Un Piano capace di unire nella comune finalità di migliorare l’interesse pubblico, quindi, anziché dividere la comunità nazionale in sterili polemiche. Come tutti i dati, anche quelli giunti da Bruxelles vanno però letti e interpretati. Essi ci dicono che l’Italia, che ha già chiesto all’Ue anche la quinta – delle 10 previste – rata dei pagamenti, ha un primato: è in testa quanto a obiettivi raggiunti (necessari per chiedere le rate). La valutazione europea segue però criteri tecnico-formali, basati sulle risposte date dagli Stati in termini di atti normativi e opere almeno avviate.
Non ci dice, però, dove sono finiti i soldi del Pnrr e se stanno rispondendo o no alla principale missione loro affidata: far crescere il reddito nazionale e, soprattutto, le sue potenzialità negli anni a venire. Per arrivare, se non a cambiar volto al Paese (sfida troppo impegnativa), a migliorare le prestazioni del “sistema Italia” come apparato istituzionale e produttivo. E qui si apre un “buco nero” che solo col tempo verrà svelato.
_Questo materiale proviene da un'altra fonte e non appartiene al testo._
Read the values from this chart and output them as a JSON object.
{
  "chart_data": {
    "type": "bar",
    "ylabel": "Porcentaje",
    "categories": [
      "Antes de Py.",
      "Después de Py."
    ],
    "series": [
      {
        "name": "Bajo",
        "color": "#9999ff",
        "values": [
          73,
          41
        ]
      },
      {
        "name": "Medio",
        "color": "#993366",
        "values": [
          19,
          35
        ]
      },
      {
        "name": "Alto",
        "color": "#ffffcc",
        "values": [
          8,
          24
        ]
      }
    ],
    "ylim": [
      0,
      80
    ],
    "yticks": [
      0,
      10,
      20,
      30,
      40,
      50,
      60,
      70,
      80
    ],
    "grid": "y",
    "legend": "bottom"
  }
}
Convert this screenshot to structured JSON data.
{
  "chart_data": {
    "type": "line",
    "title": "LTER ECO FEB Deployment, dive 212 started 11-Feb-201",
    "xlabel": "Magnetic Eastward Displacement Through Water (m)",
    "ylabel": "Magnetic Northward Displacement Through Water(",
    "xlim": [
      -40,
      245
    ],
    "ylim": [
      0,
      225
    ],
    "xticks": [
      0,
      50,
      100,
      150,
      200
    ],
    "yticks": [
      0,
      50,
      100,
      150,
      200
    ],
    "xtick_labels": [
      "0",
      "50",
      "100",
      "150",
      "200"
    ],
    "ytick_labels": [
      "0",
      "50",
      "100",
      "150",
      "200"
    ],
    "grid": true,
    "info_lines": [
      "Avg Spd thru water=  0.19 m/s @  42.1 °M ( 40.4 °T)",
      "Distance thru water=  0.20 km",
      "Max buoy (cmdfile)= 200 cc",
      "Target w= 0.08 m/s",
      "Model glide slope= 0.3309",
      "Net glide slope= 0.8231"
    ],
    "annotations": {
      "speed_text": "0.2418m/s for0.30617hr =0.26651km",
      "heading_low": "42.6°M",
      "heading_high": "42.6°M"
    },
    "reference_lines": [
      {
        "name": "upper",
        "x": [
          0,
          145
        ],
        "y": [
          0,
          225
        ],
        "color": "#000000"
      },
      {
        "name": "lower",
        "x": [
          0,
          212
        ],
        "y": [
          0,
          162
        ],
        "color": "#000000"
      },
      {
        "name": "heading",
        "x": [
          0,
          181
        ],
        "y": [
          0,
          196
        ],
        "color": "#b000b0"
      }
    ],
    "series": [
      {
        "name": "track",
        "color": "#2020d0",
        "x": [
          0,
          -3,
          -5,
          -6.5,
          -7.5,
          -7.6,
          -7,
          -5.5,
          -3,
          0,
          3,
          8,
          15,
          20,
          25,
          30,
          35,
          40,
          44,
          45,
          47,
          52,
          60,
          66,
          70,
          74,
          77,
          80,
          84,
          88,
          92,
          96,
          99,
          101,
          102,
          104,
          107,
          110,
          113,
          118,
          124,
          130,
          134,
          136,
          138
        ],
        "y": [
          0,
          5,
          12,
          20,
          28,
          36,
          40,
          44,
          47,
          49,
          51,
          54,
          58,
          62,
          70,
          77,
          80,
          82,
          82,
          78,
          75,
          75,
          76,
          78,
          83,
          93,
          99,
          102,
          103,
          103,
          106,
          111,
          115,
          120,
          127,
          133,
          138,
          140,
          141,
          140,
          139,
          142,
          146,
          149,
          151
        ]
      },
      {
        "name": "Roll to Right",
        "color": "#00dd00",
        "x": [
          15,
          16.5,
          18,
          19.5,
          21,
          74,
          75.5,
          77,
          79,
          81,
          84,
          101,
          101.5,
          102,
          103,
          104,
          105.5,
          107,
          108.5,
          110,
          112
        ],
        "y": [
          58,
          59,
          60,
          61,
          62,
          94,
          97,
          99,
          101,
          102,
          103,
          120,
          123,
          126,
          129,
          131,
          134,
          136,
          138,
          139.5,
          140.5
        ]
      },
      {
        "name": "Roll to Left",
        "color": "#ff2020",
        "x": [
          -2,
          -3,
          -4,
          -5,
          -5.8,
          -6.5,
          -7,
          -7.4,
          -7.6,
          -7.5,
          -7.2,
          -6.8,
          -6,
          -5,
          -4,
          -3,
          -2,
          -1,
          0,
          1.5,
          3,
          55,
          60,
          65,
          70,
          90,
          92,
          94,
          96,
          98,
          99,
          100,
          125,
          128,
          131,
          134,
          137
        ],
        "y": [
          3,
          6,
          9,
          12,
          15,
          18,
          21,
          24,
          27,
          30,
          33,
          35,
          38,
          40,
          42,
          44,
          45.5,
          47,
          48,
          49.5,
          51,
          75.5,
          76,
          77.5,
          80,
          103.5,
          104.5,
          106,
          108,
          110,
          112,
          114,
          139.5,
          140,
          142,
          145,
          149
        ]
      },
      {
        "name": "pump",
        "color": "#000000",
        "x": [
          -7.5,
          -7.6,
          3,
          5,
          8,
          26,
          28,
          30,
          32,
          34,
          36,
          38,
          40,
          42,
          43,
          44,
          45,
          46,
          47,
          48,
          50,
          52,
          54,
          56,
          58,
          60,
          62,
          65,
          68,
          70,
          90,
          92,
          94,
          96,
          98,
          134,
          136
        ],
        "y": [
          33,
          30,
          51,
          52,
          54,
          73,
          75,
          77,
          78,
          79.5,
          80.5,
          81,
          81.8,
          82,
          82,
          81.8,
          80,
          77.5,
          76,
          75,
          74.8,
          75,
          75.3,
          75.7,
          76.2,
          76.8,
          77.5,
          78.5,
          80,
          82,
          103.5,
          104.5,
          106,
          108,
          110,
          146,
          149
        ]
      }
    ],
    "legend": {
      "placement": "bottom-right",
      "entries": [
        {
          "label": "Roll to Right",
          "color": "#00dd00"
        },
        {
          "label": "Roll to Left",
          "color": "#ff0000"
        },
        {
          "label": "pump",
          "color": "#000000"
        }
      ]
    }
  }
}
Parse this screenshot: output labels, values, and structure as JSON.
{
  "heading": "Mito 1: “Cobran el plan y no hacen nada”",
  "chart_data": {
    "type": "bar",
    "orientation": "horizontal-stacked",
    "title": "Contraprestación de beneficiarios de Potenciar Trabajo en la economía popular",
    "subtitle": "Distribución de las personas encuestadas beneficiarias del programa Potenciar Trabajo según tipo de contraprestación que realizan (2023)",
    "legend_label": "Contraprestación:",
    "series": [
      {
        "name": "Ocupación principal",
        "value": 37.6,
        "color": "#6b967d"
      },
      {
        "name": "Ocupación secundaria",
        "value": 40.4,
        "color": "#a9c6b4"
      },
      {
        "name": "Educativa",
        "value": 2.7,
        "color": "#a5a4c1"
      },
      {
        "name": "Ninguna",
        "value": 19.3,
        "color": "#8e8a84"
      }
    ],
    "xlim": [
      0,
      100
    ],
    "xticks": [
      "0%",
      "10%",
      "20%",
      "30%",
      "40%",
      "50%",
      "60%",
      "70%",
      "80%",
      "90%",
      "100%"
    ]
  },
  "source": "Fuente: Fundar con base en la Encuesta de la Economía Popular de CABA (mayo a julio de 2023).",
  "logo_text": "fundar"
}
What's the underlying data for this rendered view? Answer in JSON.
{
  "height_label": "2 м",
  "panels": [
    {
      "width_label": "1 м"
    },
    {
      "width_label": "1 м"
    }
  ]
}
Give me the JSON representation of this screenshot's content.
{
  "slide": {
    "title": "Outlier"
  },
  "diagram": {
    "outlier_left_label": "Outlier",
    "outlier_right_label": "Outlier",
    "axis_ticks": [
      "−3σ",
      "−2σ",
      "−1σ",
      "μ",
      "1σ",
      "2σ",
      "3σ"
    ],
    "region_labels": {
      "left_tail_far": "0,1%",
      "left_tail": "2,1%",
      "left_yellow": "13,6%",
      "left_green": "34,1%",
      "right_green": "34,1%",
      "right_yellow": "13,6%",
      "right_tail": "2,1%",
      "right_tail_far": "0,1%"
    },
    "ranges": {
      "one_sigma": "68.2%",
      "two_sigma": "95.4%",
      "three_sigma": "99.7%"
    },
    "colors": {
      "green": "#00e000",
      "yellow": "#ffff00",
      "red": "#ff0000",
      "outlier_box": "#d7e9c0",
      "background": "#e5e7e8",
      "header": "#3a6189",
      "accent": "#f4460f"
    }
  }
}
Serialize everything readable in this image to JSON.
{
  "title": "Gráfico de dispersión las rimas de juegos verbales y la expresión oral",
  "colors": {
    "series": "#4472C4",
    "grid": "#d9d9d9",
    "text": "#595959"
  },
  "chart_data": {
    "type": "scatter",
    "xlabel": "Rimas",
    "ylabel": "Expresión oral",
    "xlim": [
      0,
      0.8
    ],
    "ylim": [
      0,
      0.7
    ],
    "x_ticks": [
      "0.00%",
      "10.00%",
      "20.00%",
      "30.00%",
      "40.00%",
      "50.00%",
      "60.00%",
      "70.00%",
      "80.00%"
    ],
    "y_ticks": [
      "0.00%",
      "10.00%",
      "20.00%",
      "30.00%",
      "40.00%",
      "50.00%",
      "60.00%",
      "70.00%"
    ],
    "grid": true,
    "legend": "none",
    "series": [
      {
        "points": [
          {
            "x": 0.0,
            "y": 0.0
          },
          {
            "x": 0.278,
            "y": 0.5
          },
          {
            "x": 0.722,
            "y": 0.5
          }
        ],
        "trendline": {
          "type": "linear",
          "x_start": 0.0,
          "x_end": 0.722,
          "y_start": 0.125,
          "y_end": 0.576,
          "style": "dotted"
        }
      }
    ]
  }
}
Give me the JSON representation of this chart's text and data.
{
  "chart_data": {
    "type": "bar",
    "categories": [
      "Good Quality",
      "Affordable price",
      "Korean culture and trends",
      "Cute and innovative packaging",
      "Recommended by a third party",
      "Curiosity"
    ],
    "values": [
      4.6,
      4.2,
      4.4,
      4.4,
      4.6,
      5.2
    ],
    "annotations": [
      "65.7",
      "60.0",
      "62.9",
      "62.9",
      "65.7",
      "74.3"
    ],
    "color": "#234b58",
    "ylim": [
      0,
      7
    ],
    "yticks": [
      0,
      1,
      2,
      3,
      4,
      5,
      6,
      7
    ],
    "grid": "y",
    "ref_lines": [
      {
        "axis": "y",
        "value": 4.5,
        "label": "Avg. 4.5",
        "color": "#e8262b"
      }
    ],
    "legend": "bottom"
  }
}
Lo stesso commissario Gentiloni, nel dire ieri che ci si attende ora un aumento medio del Pil pari all’1,4% nella Ue, ha invitato a non confidare troppo in «questa modellistica previsionale», peraltro già rivelatasi fallace in questi primi anni (va detto che la crescita 2022 e ’23 ha inevitabilmente risentito delle due guerre scoppiate ai confini dell’Europa).
Gli ultimi dati ufficiali (oggi è attesa una nuova relazione del governo), stando alla piattaforma Regis delle rendicontazioni, ci dicono che a fine 2023 l’Italia aveva speso 28,1 miliardi del totale delle risorse. Inoltre, a dicembre 2023 è intervenuta la revisione del piano nazionale, concordata con l’Ue, che ha toccato 145 misure, specie in campo energetico.
Il governo Meloni ha chiesto e ottenuto la rimozione di alcuni investimenti che prevedevano la maggior frammentazione delle risorse. È questo il nodo-chiave del Pnrr, che tocca da vicino un meccanismo sottoposto a forti stress proprio nelle ultime settimane e giorni (vedasi la protesta di venerdì scorso coi sindaci capitanati dal governatore campano De Luca): il rapporto fra il governo centrale e i Comuni, che risultano i soggetti attuatori di ben quasi 102mila progetti del Pnrr per circa 40 miliardi di spesa.
La capacità amministrativa è uno degli elementi più critici per attuare il Pnrr; e, dalle prime risultanze, gli interventi messi in campo dall’esecutivo per potenziare le macchine comunali non sembrano risultare sufficienti. Il rischio, connesso, è che possono restare esclusi dai fondi proprio quei territori che più ne avrebbero necessità. E che inoltre, nell’attesa, parte dei preziosi fondi europei sia “piegata” a finanziare in alcuni bandi anche la spesa corrente, anziché quella per investimenti produttivi. È una strada errata, che finirebbe solo per far lievitare ancor più il debito pubblico. Che è proprio quella zavorra da cui un Pnrr “virtuoso” ci dovrebbe alleggerire. E non guasterebbe un maggior confronto fra i partiti per farne un Piano davvero nazionale e non “di parte”.